Deutsche Bundesregierung mahnt zur Beachtung der Versammlungsfreiheit im Iran

Die Bundesregierung hat mit Nachdruck an die iranische Führung appelliert, die Versammlungsfreiheit im Land zu achten, insbesondere angesichts der anhaltenden und intensiven Protestbewegungen, die den Iran derzeit erschüttern. Zahlreiche Berichte über rigorose Maßnahmen der iranischen Sicherheitskräfte gegen Demonstranten haben weltweit Besorgnis hervorgerufen. Ein Sprecher des Auswärtigen Amts in Berlin erklärte: „Die Bundesregierung verfolgt die Entwicklungen im Iran mit äußerster Aufmerksamkeit und nimmt die Berichte über exzessive Gewaltanwendung gegen Demonstranten außerordentlich ernst.“ Iran ist als Unterzeichner des internationalen Pakts über bürgerliche und politische Rechte rechtlich verpflichtet, die Rechte auf Demonstrations- und Versammlungsfreiheit zu schützen und zu gewährleisten.

Die Proteste, die sich als die größten der letzten drei Jahre darstellen, haben internationale politische Reaktionen hervorgerufen. So hat auch der ehemalige US-Präsident Donald Trump sich zu den Vorkommnissen geäußert. Er drohte mit möglichen Maßnahmen seitens der Vereinigten Staaten, sollte die iranische Regierung weiterhin gegen friedlich demonstrierende Bürger vorgehen und es dabei zu Todesfällen kommen.

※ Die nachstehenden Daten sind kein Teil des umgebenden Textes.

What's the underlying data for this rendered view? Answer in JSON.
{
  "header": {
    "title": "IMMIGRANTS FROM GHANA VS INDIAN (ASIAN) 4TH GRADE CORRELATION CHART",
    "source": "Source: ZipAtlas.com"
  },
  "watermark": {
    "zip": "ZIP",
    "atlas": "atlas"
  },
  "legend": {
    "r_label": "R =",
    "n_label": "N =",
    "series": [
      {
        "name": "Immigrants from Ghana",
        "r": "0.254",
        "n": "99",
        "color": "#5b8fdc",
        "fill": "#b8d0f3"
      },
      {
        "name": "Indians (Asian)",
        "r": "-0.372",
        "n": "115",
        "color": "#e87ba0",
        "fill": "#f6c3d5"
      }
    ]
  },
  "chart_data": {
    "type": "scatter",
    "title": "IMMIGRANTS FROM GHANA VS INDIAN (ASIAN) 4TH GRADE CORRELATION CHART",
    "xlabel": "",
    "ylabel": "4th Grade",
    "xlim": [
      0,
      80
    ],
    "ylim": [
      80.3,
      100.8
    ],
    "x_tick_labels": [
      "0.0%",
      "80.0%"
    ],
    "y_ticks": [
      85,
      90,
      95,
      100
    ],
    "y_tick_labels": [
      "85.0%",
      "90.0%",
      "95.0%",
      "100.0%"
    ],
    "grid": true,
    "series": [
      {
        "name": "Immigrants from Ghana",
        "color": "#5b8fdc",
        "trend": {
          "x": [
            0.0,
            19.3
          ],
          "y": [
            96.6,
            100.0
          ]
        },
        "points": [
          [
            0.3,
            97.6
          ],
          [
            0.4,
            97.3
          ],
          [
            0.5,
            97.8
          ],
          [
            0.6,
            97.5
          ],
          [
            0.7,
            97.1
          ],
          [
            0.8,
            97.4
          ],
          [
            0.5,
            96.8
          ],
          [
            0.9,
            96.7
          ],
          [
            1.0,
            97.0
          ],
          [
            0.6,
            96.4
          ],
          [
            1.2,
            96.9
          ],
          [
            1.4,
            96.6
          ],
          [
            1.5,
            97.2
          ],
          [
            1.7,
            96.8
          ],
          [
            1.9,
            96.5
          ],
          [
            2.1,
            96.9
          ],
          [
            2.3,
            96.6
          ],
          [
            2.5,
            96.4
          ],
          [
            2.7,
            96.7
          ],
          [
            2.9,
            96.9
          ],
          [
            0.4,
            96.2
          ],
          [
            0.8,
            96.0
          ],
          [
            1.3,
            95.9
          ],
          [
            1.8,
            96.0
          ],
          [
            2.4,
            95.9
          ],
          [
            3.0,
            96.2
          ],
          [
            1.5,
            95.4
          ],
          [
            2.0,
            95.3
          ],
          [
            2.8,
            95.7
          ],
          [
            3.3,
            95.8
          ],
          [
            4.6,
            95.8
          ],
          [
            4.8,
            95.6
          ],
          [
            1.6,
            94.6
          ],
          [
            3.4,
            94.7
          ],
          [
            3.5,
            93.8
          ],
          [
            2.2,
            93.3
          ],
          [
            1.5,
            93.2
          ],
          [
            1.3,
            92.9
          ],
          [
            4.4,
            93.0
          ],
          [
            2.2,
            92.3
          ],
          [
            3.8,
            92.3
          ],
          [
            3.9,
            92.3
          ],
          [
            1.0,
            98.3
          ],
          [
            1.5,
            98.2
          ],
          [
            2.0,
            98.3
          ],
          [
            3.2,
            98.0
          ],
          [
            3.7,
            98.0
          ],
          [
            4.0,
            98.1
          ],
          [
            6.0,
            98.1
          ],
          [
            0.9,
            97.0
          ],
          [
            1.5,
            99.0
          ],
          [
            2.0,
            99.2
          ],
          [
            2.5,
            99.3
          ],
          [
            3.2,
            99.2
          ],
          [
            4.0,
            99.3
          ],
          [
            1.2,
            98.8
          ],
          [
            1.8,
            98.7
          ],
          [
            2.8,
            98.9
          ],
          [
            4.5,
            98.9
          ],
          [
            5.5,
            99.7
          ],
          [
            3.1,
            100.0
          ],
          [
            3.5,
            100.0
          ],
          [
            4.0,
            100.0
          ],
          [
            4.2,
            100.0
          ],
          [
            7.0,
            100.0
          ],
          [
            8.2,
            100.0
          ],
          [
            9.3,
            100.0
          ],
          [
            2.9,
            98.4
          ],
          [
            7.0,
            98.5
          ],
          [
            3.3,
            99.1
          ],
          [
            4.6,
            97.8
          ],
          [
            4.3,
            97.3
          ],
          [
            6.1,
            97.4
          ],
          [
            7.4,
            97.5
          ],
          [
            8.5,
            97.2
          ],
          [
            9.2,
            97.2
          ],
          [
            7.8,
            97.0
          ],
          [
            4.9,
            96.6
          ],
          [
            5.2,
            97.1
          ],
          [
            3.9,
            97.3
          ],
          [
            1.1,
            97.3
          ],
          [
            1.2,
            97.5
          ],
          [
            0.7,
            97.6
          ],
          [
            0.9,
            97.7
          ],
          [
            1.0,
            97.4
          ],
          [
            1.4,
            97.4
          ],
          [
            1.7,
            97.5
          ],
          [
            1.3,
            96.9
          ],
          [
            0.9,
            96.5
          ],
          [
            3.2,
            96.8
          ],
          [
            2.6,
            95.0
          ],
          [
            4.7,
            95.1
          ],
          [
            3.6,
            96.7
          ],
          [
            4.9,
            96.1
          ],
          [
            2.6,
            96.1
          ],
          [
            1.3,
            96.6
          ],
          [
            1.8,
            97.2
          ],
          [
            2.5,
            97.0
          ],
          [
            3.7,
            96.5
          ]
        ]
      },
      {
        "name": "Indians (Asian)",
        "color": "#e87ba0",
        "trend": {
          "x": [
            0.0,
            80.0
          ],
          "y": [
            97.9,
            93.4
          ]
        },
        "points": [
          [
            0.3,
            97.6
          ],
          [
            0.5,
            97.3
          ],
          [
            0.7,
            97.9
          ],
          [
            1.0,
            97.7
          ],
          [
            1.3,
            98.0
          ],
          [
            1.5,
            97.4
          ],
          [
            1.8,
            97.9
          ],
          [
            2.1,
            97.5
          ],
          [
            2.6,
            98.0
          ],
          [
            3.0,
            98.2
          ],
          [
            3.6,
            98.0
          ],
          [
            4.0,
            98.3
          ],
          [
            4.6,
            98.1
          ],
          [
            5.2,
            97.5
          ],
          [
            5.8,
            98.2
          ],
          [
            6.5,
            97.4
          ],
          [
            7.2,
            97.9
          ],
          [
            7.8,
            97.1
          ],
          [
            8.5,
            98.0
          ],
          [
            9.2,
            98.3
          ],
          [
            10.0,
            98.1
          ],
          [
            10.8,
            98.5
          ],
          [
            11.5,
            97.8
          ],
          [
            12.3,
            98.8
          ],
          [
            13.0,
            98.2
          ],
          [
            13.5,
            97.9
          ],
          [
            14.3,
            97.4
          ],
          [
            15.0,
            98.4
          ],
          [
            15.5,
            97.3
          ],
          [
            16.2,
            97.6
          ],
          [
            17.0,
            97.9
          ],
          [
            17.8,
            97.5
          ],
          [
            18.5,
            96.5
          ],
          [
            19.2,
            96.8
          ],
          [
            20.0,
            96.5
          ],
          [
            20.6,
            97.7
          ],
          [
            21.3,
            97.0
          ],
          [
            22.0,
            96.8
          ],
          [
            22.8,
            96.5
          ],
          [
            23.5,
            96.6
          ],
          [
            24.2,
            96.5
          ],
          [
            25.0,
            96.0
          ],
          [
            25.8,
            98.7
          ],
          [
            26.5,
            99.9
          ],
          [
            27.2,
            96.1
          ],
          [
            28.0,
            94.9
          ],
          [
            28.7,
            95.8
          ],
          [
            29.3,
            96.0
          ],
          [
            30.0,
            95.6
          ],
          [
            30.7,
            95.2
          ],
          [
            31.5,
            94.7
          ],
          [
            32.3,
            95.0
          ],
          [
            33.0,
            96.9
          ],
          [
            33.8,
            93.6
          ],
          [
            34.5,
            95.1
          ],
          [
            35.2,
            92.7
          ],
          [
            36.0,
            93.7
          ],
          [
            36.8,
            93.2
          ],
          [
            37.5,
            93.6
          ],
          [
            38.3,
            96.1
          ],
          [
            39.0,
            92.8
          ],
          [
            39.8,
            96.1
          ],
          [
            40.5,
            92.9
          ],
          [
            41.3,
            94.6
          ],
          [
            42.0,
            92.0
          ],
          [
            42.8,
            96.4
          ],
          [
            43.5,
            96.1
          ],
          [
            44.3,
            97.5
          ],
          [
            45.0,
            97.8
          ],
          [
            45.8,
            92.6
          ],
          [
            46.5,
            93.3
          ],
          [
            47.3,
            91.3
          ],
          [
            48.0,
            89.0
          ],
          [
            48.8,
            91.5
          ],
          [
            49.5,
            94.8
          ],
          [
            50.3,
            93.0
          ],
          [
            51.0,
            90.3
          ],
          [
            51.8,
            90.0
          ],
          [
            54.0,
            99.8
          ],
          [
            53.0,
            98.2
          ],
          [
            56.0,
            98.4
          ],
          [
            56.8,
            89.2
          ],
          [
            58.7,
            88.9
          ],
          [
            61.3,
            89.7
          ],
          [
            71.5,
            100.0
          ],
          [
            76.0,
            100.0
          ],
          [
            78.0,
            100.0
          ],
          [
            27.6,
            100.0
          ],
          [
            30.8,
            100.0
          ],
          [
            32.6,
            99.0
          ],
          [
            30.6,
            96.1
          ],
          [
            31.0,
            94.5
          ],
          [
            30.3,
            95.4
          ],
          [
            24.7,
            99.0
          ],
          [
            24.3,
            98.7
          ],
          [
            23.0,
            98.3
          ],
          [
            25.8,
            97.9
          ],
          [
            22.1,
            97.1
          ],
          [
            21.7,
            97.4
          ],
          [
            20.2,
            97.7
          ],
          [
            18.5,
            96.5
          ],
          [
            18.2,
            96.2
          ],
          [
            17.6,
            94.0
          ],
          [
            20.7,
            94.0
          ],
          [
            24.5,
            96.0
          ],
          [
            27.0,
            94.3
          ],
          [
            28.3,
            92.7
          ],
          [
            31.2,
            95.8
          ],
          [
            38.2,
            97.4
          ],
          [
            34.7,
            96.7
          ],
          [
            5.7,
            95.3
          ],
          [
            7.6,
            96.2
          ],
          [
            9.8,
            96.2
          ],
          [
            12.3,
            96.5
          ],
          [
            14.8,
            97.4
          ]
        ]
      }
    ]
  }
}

Auf europäischer Ebene verlangt der Grünen-Politiker Omid Nouripour ein entschlosseneres Vorgehen der EU sowie der Bundesregierung gegen die iranischen Revolutionsgarden. In einem Interview mit der „Bild“-Zeitung forderte er, diese auf die Terrorliste der EU zu setzen, und kritisierte die Verzögerungen bei der Umsetzung solcher Maßnahmen. Besonders betonte er die Rolle der CDU: „Die CDU hat in der Opposition stets gefordert und suggeriert, es sei eine einfache Angelegenheit, aber nun fordert die Lage entschiedenes Handeln.“

Der Sprecher des Auswärtigen Amts betonte zudem Deutschlands langjähriges Engagement für die Menschenrechte im Iran. Die Bundesregierung arbeitet intensiv daran, EU-Sanktionen gegen diejenigen zu durchzusetzen, die für die Unterdrückung der Proteste verantwortlich sind, einschließlich hochrangiger Mitglieder der Revolutionsgarden und der berüchtigten Sittenpolizei. Diese Maßnahmen sollen das Regime dazu drängen, seinen internationalen Verpflichtungen nachzukommen und den Weg für friedliche Meinungsäußerung und Reformen zu ebnen.